Chinese officials, however, were quick play down the significance of the
country's victories over regional rivals Japan and South Korea and the six other
nations and territories taking part in the nine-day event.
"We sent our top athletes to Macau because we regard this as a very important
rehearsal for the 2008 Olympics," Cui Dalin, China's deputy head of mission, was
quoted as saying by Xinhua.
"Japan and South Korea didn't send their best."
China dominated most of the Olympic sports contested in Macau, with the
nation's athletes shining on the track, taking 26 of the 45 golds on offer.
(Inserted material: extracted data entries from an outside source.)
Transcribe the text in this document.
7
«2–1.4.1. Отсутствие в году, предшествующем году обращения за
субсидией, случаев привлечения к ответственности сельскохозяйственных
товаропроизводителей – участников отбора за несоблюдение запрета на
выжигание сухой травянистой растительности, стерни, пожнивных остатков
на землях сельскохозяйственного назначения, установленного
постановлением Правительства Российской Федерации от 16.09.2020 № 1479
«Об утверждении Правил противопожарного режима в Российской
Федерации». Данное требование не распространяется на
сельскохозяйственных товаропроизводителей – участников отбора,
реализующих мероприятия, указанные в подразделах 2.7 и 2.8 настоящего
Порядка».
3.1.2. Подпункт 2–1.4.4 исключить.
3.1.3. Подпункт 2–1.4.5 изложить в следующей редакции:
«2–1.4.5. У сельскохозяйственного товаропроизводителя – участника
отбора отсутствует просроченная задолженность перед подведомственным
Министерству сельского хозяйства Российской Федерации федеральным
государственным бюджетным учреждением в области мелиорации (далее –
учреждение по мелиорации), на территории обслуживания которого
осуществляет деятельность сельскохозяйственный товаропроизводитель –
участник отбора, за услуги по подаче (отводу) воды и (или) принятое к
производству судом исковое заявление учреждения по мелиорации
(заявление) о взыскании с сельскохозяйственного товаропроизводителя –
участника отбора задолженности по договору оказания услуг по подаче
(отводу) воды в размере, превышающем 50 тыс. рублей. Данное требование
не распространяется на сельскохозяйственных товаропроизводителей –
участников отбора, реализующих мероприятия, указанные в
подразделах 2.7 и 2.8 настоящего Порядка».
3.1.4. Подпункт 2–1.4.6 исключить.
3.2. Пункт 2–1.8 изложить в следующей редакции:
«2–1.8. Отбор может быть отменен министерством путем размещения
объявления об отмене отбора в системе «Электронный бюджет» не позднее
While the games were great news for China, residents of Macau have raised
questions about the cost, which chief organizer Manuel Silverio has put at about
$500 million, equal to almost one quarter of the island territory's revenues in
2004.
But Xinhua argued that the event, largely ignored outside East Asia, was
worth it.
"By hosting the games, Macau has presented itself as more than a gambling
enclave, and with 11 gold medals to its credit, the city of 470,000 dwellers has
gone some way to challenging its reputation as a sporting nobody," Xinhua said.
The biggest news of the fourth East Asian Games came on Tuesday, when
long-time political and sporting rivals South and North Korea agreed to compete
as a single team at the 2006 Asian Games and at the 2008 Olympics in Beijing.